© Álvaro Rendón Gómez, junio 2010
A mi amigo Juan Luis Padura Rodríguez
Con la molesta sonda instalada esperaba expulsar pronto los fastidiosos cálculos que tenía dolorosamente alojados en los riñones. Las dos semanas largas y resueltamente mustias, debatiéndose entre que si las echaba o no, las pasó sumido en una profunda depresión, sin ganas de comer, sin beber el necesario líquido y concentrado en averiguar el modo de desprenderse de tan hirientes huéspedes inanimados.
Por más que el médico le recomendaba paciencia y le contaba experiencias con finales felices de otros enfermos en iguales o peores circunstancias que él, que le mostrara mil y una radiografías que demostraban con la elocuencia de los hechos reales la localización y fisonomía exactas de los infortunados, o que le recetara su bebida preferida: una infusión de manzanilla cada vez que le apeteciera, no hallaba la paz de espíritu suficiente para pensar en otra cosa que no fuera evitar aquel suplicio, más parecido a un martirio chino, habilidoso y rebuscado, cada vez que tenía que ir al aseo a hacer sus necesidades fisiológicas menores.
Con el catéter el asunto cambió radicalmente. Podía hablar y conducir el negocio familiar que con tanto acierto regentaba, incluso podía olvidarse a ratos de la existencia de aquello que tanto le había molestado.
Con el ánimo subido y la moral alta, hizo que los esfínteres se relajaran y los conductos de la orina dejaran de oprimir los consabidos cálculos, que, aunque habían sido relegados a un segundo plano, seguían imponiendo su habitual dictadura urinaria. Pero, como no hay mal que cien años dure, ni cuerpo que lo resista, los dichosos cálculos, libres al fin, salieron sin más problemas. Con ellos en la mano, meticulosamente guardados en una caja de cerillas, orgulloso por el “parto sin dolor” que había realizado, asistió a la consulta del médico con una amplia sonrisa que le ocupaba la cara de oreja a oreja.
Risueño, escuchó los consejos y prescripciones de labios del especialista para evitar, en la medida que fuera necesario, nuevos problemas de cálculos.
—Lo mejor es mantener una dieta sana, sin fosfatos. Evite comer frutos secos y, sobre todo, espinacas… -recomendó el sanador.
—¿¡Espinacas!?… -no pudo más que sorprenderse.
—Eso es lo peor para lo suyo…
—¡Pero si era el alimento ideal de los años cincuenta y sesenta! Los americanos aún lo promocionan con el Popeye ese, de donde toma su tremenda fuerza!
—Si, en realidad, es un producto con muchas vitaminas. También es cierto que es de los más completos, digno de promocionarse, si no fuera por su capacidad para producir cálculos…

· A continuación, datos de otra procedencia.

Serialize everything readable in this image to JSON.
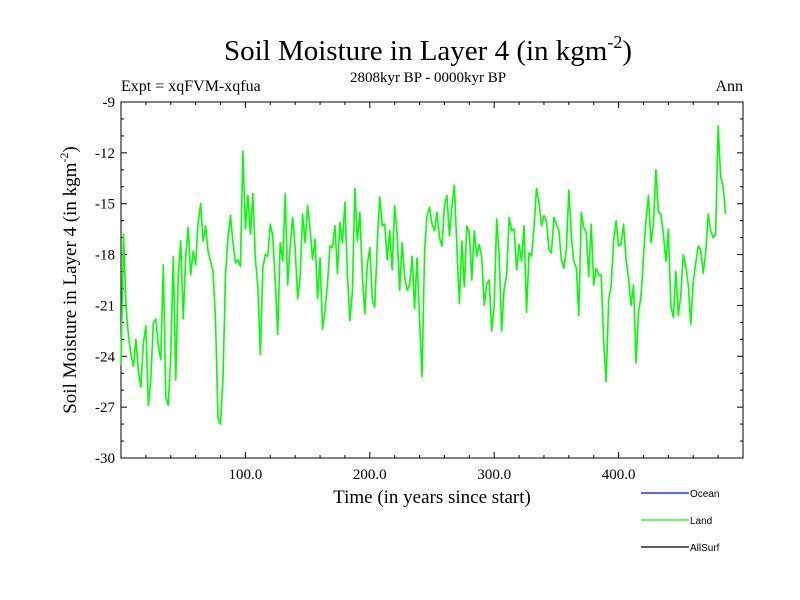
{
  "chart_data": {
    "type": "line",
    "title": "Soil Moisture in Layer 4 (in kgm",
    "title_sup": "-2",
    "title_end": ")",
    "subtitle": "2808kyr BP - 0000kyr BP",
    "expt_label": "Expt = xqFVM-xqfua",
    "season_label": "Ann",
    "xlabel": "Time (in years since start)",
    "ylabel": "Soil Moisture in Layer 4 (in kgm",
    "ylabel_sup": "-2",
    "ylabel_end": ")",
    "xlim": [
      0,
      500
    ],
    "ylim": [
      -30,
      -9
    ],
    "x_ticks": [
      100,
      200,
      300,
      400
    ],
    "x_tick_labels": [
      "100.0",
      "200.0",
      "300.0",
      "400.0"
    ],
    "y_ticks": [
      -9,
      -12,
      -15,
      -18,
      -21,
      -24,
      -27,
      -30
    ],
    "y_tick_labels": [
      "-9",
      "-12",
      "-15",
      "-18",
      "-21",
      "-24",
      "-27",
      "-30"
    ],
    "legend": [
      {
        "name": "Ocean",
        "color": "#0000ff"
      },
      {
        "name": "Land",
        "color": "#00ff00"
      },
      {
        "name": "AllSurf",
        "color": "#000000"
      }
    ],
    "series": [
      {
        "name": "Land",
        "color": "#00ff00",
        "x_start": 0,
        "x_step": 2,
        "values": [
          -24.5,
          -16.8,
          -21,
          -22.8,
          -23.9,
          -24.6,
          -23,
          -24.9,
          -25.8,
          -23.2,
          -22.2,
          -26.9,
          -25.3,
          -22,
          -21.8,
          -23.4,
          -24.2,
          -18.6,
          -26.4,
          -26.9,
          -24,
          -18.1,
          -25.4,
          -19.3,
          -17.2,
          -21.8,
          -18.1,
          -16.4,
          -19.2,
          -17.8,
          -18.6,
          -16.1,
          -15,
          -17.2,
          -16.3,
          -17.8,
          -18.4,
          -19,
          -21.9,
          -27.7,
          -28,
          -25.2,
          -19.2,
          -17,
          -15.7,
          -17.3,
          -18.5,
          -18.3,
          -18.7,
          -11.9,
          -16.5,
          -14.5,
          -16.8,
          -14.4,
          -18.2,
          -19.9,
          -23.9,
          -18.8,
          -18,
          -18.1,
          -16.2,
          -16.9,
          -19.6,
          -22.7,
          -17.3,
          -18.4,
          -14.4,
          -19.8,
          -17.5,
          -15.8,
          -17.6,
          -20.6,
          -19.3,
          -15.6,
          -17.3,
          -15.1,
          -16.5,
          -18.3,
          -17.1,
          -20.6,
          -18.2,
          -22.4,
          -21.3,
          -19.7,
          -17.5,
          -17.6,
          -16.3,
          -19.1,
          -16.1,
          -17.3,
          -14.9,
          -19.2,
          -21.9,
          -20.2,
          -14.1,
          -17.2,
          -15.5,
          -19.2,
          -21.5,
          -18.6,
          -17.6,
          -20.6,
          -21.1,
          -17.3,
          -14.6,
          -16.3,
          -16.2,
          -18.3,
          -16.6,
          -18.9,
          -15.1,
          -16.8,
          -20.1,
          -17.3,
          -19.3,
          -20.1,
          -19.8,
          -18.1,
          -21.2,
          -18.2,
          -21.8,
          -25.2,
          -17.8,
          -15.7,
          -15.2,
          -16.2,
          -16.6,
          -15.5,
          -17,
          -17.5,
          -15.1,
          -14.5,
          -16.9,
          -15.2,
          -13.9,
          -17.6,
          -20.9,
          -17.2,
          -19.9,
          -16.3,
          -16.7,
          -19.5,
          -16.6,
          -18.1,
          -17.4,
          -18.2,
          -21,
          -19.7,
          -19.5,
          -22.5,
          -21,
          -15.9,
          -18.1,
          -22.5,
          -20,
          -19.2,
          -15.8,
          -16.6,
          -16.5,
          -18.9,
          -17.4,
          -18.4,
          -16.3,
          -21.4,
          -17.9,
          -18.1,
          -16.4,
          -14.1,
          -14.9,
          -16.3,
          -15.7,
          -16,
          -17.7,
          -17.9,
          -15.8,
          -16.2,
          -16.6,
          -18.3,
          -18.8,
          -17.7,
          -14.2,
          -16.9,
          -18.4,
          -18.8,
          -21.6,
          -15.5,
          -16.4,
          -16.7,
          -19.3,
          -16.2,
          -19.8,
          -18.8,
          -19.2,
          -19.2,
          -23.1,
          -25.5,
          -20.7,
          -19.8,
          -17.2,
          -16,
          -17.5,
          -17.4,
          -16.2,
          -18.3,
          -19.4,
          -21,
          -19.8,
          -24.4,
          -21.4,
          -20.5,
          -18.1,
          -16,
          -14.5,
          -17.3,
          -16.2,
          -13,
          -15.5,
          -15.6,
          -16.8,
          -18.4,
          -16.5,
          -21,
          -21.7,
          -19,
          -21.6,
          -20.4,
          -18,
          -18.7,
          -19.8,
          -22.1,
          -19.6,
          -18.5,
          -17.5,
          -17.7,
          -19.1,
          -17.9,
          -15.6,
          -16.6,
          -17,
          -16.8,
          -10.4,
          -13.4,
          -14,
          -15.6
        ]
      }
    ]
  }
}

Concentró en las espinacas toda su anterior cólera, reprimida durante tanto tiempo. Las juzgó y condenó en un sólo acto. Ellas eran la causa del martirio y la mortificación que le había tenido postrado las tres últimas semanas, y no pudo contenerse.
—Entonces, si Popeye fuera un persona física como nosotros, estaría de cálculos hasta los ojos, ¿no…? -no pudo reprimirse por más tiempo-. Y todos los poderosos músculos que dicen que tiene no serían más que piedras del tamaño de un adoquín. Y su famosa pipa, una cachimba que llena de marihuana o hachís para ayudarle a silenciar los tremendos dolores que debe estar soportando. ¡Joder con la cultura americana! Están obsesionados por chuminadas como el tabaco o el bronceado solar y promocionan la comida basura de las hamburguesas, pizzas y esas dichosas espinacas…
Ante tan rotundos argumentos, el sanador asintió con su silencio y dio por terminada la consulta.